[lbo-talk] In the American Grain

Miles Jackson cqmv at pdx.edu
Sun Apr 18 13:50:44 PDT 2010


SA wrote:


> Maybe I should have spelled it out. The phrase "personal responsibility,
> hard work, and self improvement" came from a pro-Tea Party editorial.
> It's standard right-wing rhetoric. It resonates with many people. When
> right-wingers use this rhetoric, they have in mind a particular
> conception of "personal responsibility, hard work, and self improvement"
> that we don't share. (That's what I meant when I wrote, with
> deliberately provocative irony, that "we disagree" with "hard work and
> personal responsibility.") But by default they have succeeded in making
> those values "right-wing" in US political discourse. This is, I argue,
> because the left has no rhetoric/argument/theory on this question, or at
> least none as familiar and instantly recognizable as the Right's.

But why does the idea of personal responsibility "resonate" with people in our society? --Because it is a crucial ideological lynchpin of capitalist social relations! A capitalist society needs to have a population that treats people as individuals responsible for themselves.
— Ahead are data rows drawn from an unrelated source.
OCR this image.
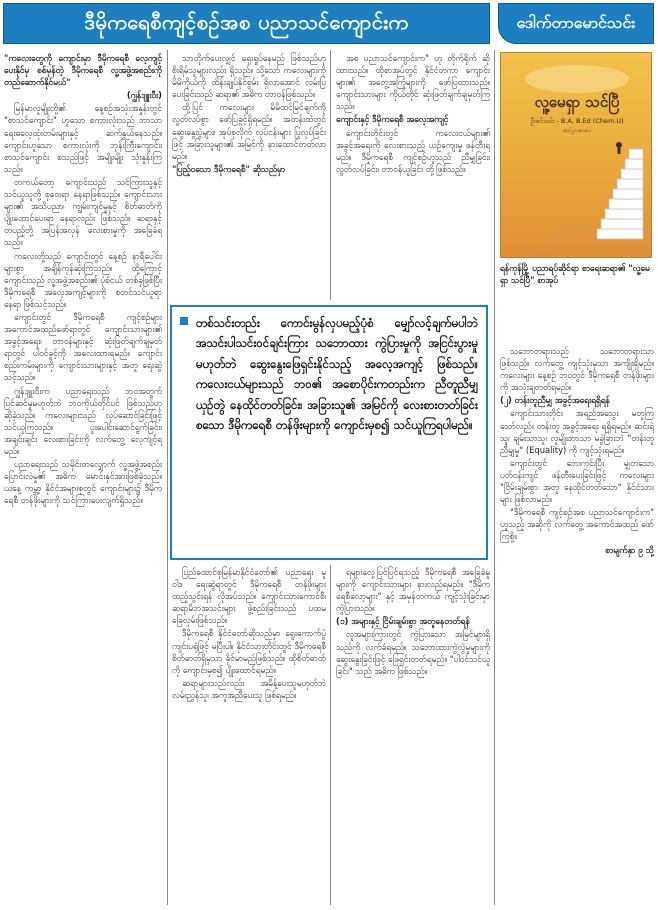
ဒီမိုကရေစီကျင့်စဉ်အစ ပညာသင်ကျောင်းက	ဒေါက်တာမောင်သင်း

"ကလေးတွေကို ကျောင်းမှာ ဒီမိုကရေစီ လေ့ကျင့်ပေးနိုင်မှ စစ်မှန်တဲ့ ဒီမိုကရေစီ လူ့အဖွဲ့အစည်းကို တည်ဆောက်နိုင်မယ်"

(ဂျွန်ဒျူးဝီး)

မြန်မာလူမျိုးတို့၏ နေ့စဉ်အသုံးအနှုန်းတွင် "စာသင်ကျောင်း" ဟူသော စကားလုံးသည် ဘာသာရေးဓလေ့ထုံးတမ်းများနှင့် ဆက်နွှယ်နေသည်။ ကျောင်းဟူသော စကားလုံးကို ဘုန်းကြီးကျောင်း၊ စာသင်ကျောင်း စသည်ဖြင့် အမျိုးမျိုး သုံးနှုန်းကြသည်။

တကယ်တော့ ကျောင်းသည် သင်ကြားသူနှင့် သင်ယူသူတို့ စုဝေးရာ နေရာဖြစ်သည်။ ကျောင်းသားများ၏ အသိပညာ၊ ကျွမ်းကျင်မှုနှင့် စိတ်ဓာတ်ကို ပျိုးထောင်ပေးရာ နေရာလည်း ဖြစ်သည်။ ဆရာနှင့် တပည့်တို့ အပြန်အလှန် လေးစားမှုကို အခြေခံရသည်။

ကလေးတို့သည် ကျောင်းတွင် နေ့စဉ် နာရီပေါင်းများစွာ အချိန်ကုန်ဆုံးကြသည်။ ထို့ကြောင့် ကျောင်းသည် လူ့အဖွဲ့အစည်း၏ ပုံစံငယ် တစ်ခုဖြစ်ပြီး ဒီမိုကရေစီ အလေ့အကျင့်များကို စတင်သင်ယူရာ နေရာ ဖြစ်သင့်သည်။

ကျောင်းတွင် ဒီမိုကရေစီ ကျင့်စဉ်များ အကောင်အထည်ဖော်ရာတွင် ကျောင်းသားများ၏ အခွင့်အရေး၊ တာဝန်များနှင့် ဆုံးဖြတ်ချက်ချမှတ်ရာတွင် ပါဝင်ခွင့်ကို အလေးထားရမည်။ ကျောင်းစည်းကမ်းများကို ကျောင်းသားများနှင့် အတူ ရေးဆွဲသင့်သည်။

ဂျွန်ဒျူးဝီးက ပညာရေးသည် ဘဝအတွက် ပြင်ဆင်မှုမဟုတ်ဘဲ ဘဝကိုယ်တိုင်ပင် ဖြစ်သည်ဟု ဆိုခဲ့သည်။ ကလေးများသည် လုပ်ဆောင်ခြင်းဖြင့် သင်ယူကြသည်။ ပူးပေါင်းဆောင်ရွက်ခြင်း၊ အချင်းချင်း လေးစားခြင်းကို လက်တွေ့ လေ့ကျင့်ရမည်။

ပညာရေးသည် သမိုင်းတလျှောက် လူ့အဖွဲ့အစည်း ပြောင်းလဲမှု၏ အဓိက မောင်းနှင်အားဖြစ်ခဲ့သည်။ ယနေ့ ကမ္ဘာ့ နိုင်ငံအများစုတွင် ကျောင်းများ၌ ဒီမိုကရေစီ တန်ဖိုးများကို သင်ကြားပေးလျက်ရှိသည်။

သာတိုက်ပေးလျှင် ရှေးရှုပ်နေမည် ဖြစ်သည်ဟု စိုးရိမ်သူများလည်း ရှိသည်။ သို့သော် ကလေးများကို မိမိကိုယ်ကို ထိန်းချုပ်နိုင်စွမ်း ရှိလာအောင် လမ်းပြပေးခြင်းသည် ဆရာ၏ အဓိက တာဝန်ဖြစ်သည်။

ထို့ပြင် ကလေးများ မိမိထင်မြင်ချက်ကို လွတ်လပ်စွာ ဖော်ပြခွင့်ရှိရမည်။ အတန်းထဲတွင် ဆွေးနွေးပွဲများ၊ အုပ်စုလိုက် လုပ်ငန်းများ ပြုလုပ်ခြင်းဖြင့် အခြားသူများ၏ အမြင်ကို နားထောင်တတ်လာမည်။

"ပြည့်ဝသော ဒီမိုကရေစီ" ဆိုသည်မှာ

အစ ပညာသင်ကျောင်းက" ဟု တိုက်ရိုက် ဆိုထားသည်။ ထိုစာအုပ်တွင် နိုင်ငံတကာ ကျောင်းများ၏ အတွေ့အကြုံများကို ဖော်ပြထားသည်။ ကျောင်းသားများ ကိုယ်တိုင် ဆုံးဖြတ်ချက်ချမှတ်ကြသည်။

ကျောင်းနှင့် ဒီမိုကရေစီ အလေ့အကျင့်

ကျောင်းတိုင်းတွင် ကလေးငယ်များ၏ အခွင့်အရေးကို လေးစားသည့် ယဉ်ကျေးမှု ဖန်တီးရမည်။ ဒီမိုကရေစီ ကျင့်စဉ်ဟူသည် ညီမျှခြင်း၊ လွတ်လပ်ခြင်း၊ တာဝန်ယူခြင်း တို့ဖြစ်သည်။

ပြည်ထောင်စုမြန်မာနိုင်ငံတော်၏ ပညာရေး မူဝါဒ ရေးဆွဲရာတွင် ဒီမိုကရေစီ တန်ဖိုးများ ထည့်သွင်းရန် လိုအပ်သည်။ ကျောင်းသားကောင်စီ၊ ဆရာမိဘအသင်းများ ဖွဲ့စည်းခြင်းသည် ပထမ ခြေလှမ်းဖြစ်သည်။

ဒီမိုကရေစီ နိုင်ငံတော်ဆိုသည်မှာ ရွေးကောက်ပွဲ ကျင်းပရုံဖြင့် မပြီးပါ။ နိုင်ငံသားတိုင်းတွင် ဒီမိုကရေစီ စိတ်ဓာတ်ရှိမှသာ ခိုင်မာမည်ဖြစ်သည်။ ထိုစိတ်ဓာတ်ကို ကျောင်းမှစ၍ ပျိုးထောင်ရမည်။

ဆရာများသည်လည်း အမိန့်ပေးသူမဟုတ်ဘဲ လမ်းညွှန်သူ၊ အကူအညီပေးသူ ဖြစ်ရမည်။

ရများလှေ့ပြင်ပြင်ရသည့် ဒီမိုကရေစီ အခြေခံမူများကို ကျောင်းသားများ နားလည်ရမည်။ "ဒီမိုကရေစီလော့များ" နှင့် အမှန်တကယ် ကျင့်သုံးခြင်းမှာ ကွဲပြားသည်။

(၁) အများနှင့် ငြိမ်းချမ်းစွာ အတူနေတတ်ရန်

လူအများကြားတွင် ကွဲပြားသော အမြင်များရှိသည်ကို လက်ခံရမည်။ သဘောထားကွဲလွဲမှုများကို ဆွေးနွေးခြင်းဖြင့် ဖြေရှင်းတတ်ရမည်။ "ပါဝင်သင်ယူခြင်း" သည် အဓိက ဖြစ်သည်။

သဘောတရားသည် သဘောတရားသာ ဖြစ်သည်။ လက်တွေ့ ကျင့်သုံးမှသာ အကျိုးရှိမည်။ ကလေးများ နေ့စဉ် ဘဝတွင် ဒီမိုကရေစီ တန်ဖိုးများကို အသုံးချတတ်ရမည်။

(၂) တန်းတူညီမျှ အခွင့်အရေးရရှိရန်

ကျောင်းသားတိုင်း အရည်အသွေး မတူကြသော်လည်း တန်းတူ အခွင့်အရေး ရရှိရမည်။ ဆင်းရဲသူ၊ ချမ်းသာသူ၊ လူမျိုးဘာသာ မခွဲခြားဘဲ "တန်းတူညီမျှမှု" (Equality) ကို ကျင့်သုံးရမည်။

ကျောင်းတွင် ဘေးကင်းပြီး မျှတသော ပတ်ဝန်းကျင် ဖန်တီးပေးခြင်းဖြင့် ကလေးများ "ငြိမ်းချမ်းစွာ အတူ နေထိုင်တတ်သော" နိုင်ငံသားများ ဖြစ်လာမည်။

"ဒီမိုကရေစီ ကျင့်စဉ်အစ ပညာသင်ကျောင်းက" ဟူသည့် အဆိုကို လက်တွေ့ အကောင်အထည် ဖော်ကြစို့။

စာမျက်နှာ ၉ သို့

လူ့မေရှာ သင်ပြီ
ဦးစင်သင်း - B.A, B.Ed (Chem.U)
ဆင့်ပွားစာပေ
ရန်ကုန်မြို့ ပညာရပ်ဆိုင်ရာ စာရေးဆရာ၏ "လူ့မေရှာ သင်ပြီ" စာအုပ်
တစ်သင်းတည်း ကောင်းမွန်လှပမည့်ပုံစံ မျှော်လင့်ချက်မပါဘဲ အသင်းပါသင်းဝင်ချင်းကြား သဘောထား ကွဲပြားမှုကို အငြင်းပွားမှု မဟုတ်ဘဲ ဆွေးနွေးဖြေရှင်းနိုင်သည့် အလေ့အကျင့် ဖြစ်သည်။ ကလေးငယ်များသည် ဘဝ၏ အစောပိုင်းကတည်းက ညီတူညီမျှ ယှဉ်တွဲ နေထိုင်တတ်ခြင်း၊ အခြားသူ၏ အမြင်ကို လေးစားတတ်ခြင်း စသော ဒီမိုကရေစီ တန်ဖိုးများကို ကျောင်းမှစ၍ သင်ယူကြရပါမည်။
"If you're poor, it's your own damn fault!" "You can succeed if you try hard enough!" "I'm a self-made man!" All of this follows directly from the rhetoric of "personal responsibility", obscures the actual mechanisms by which resources are allocated in capitalist societies, and makes it almost impossible to conceptualize alternatives to capitalism.
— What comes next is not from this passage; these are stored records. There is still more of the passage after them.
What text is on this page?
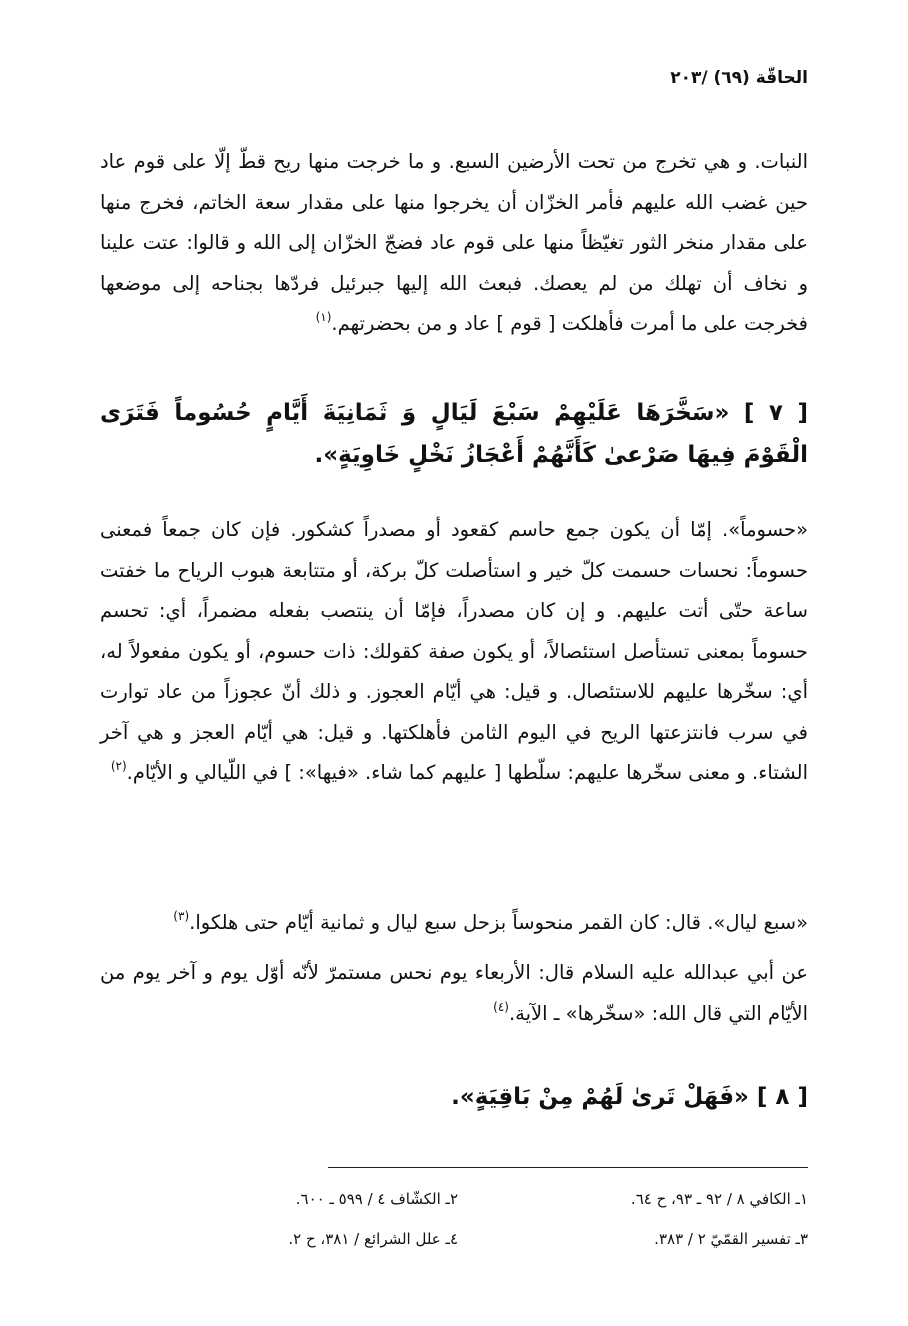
الحاقّة (٦٩) /٢٠٣

النبات. و هي تخرج من تحت الأرضين السبع. و ما خرجت منها ريح قطّ إلّا على قوم عاد حين غضب الله عليهم فأمر الخزّان أن يخرجوا منها على مقدار سعة الخاتم، فخرج منها على مقدار منخر الثور تغيّظاً منها على قوم عاد فضجّ الخزّان إلى الله و قالوا: عتت علينا و نخاف أن تهلك من لم يعصك. فبعث الله إليها جبرئيل فردّها بجناحه إلى موضعها فخرجت على ما أمرت فأهلكت [ قوم ] عاد و من بحضرتهم.$^{(١)}$

[ ٧ ] «سَخَّرَهَا عَلَيْهِمْ سَبْعَ لَيَالٍ وَ ثَمَانِيَةَ أَيَّامٍ حُسُوماً فَتَرَى الْقَوْمَ فِيهَا صَرْعىٰ كَأَنَّهُمْ أَعْجَازُ نَخْلٍ خَاوِيَةٍ».

«حسوماً». إمّا أن يكون جمع حاسم كقعود أو مصدراً كشكور. فإن كان جمعاً فمعنى حسوماً: نحسات حسمت كلّ خير و استأصلت كلّ بركة، أو متتابعة هبوب الرياح ما خفتت ساعة حتّى أتت عليهم. و إن كان مصدراً، فإمّا أن ينتصب بفعله مضمراً، أي: تحسم حسوماً بمعنى تستأصل استئصالاً، أو يكون صفة كقولك: ذات حسوم، أو يكون مفعولاً له، أي: سخّرها عليهم للاستئصال. و قيل: هي أيّام العجوز. و ذلك أنّ عجوزاً من عاد توارت في سرب فانتزعتها الريح في اليوم الثامن فأهلكتها. و قيل: هي أيّام العجز و هي آخر الشتاء. و معنى سخّرها عليهم: سلّطها [ عليهم كما شاء. «فيها»: ] في اللّيالي و الأيّام.$^{(٢)}$

«سبع ليال». قال: كان القمر منحوساً بزحل سبع ليال و ثمانية أيّام حتى هلكوا.$^{(٣)}$

عن أبي عبدالله عليه السلام قال: الأربعاء يوم نحس مستمرّ لأنّه أوّل يوم و آخر يوم من الأيّام التي قال الله: «سخّرها» ـ الآية.$^{(٤)}$

[ ٨ ] «فَهَلْ تَرىٰ لَهُمْ مِنْ بَاقِيَةٍ».

١ـ الكافي ٨ / ٩٢ ـ ٩٣، ح ٦٤.
٢ـ الكشّاف ٤ / ٥٩٩ ـ ٦٠٠.
٣ـ تفسير القمّيّ ٢ / ٣٨٣.
٤ـ علل الشرائع / ٣٨١، ح ٢.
Rather than perpetuating ideological tropes like "personal responsibility" that reflect and support capitalist social relations, why not challenge them with other themes that "resonate" with people? --For instance, we have a long tradition of mutual aid in our society: barn raising, volunteer fire departments, farmer co-ops, charity organizations. The idea that people can work together to make things better for everyone is a well-known sentimental cliche in our society, and it is fundamentally incompatible with the notion that free-market competition leads to the most effective allocation of resources. If you want to draw from existing popular rhetoric, why not use that trope? It's "familiar and instantly recognizable"!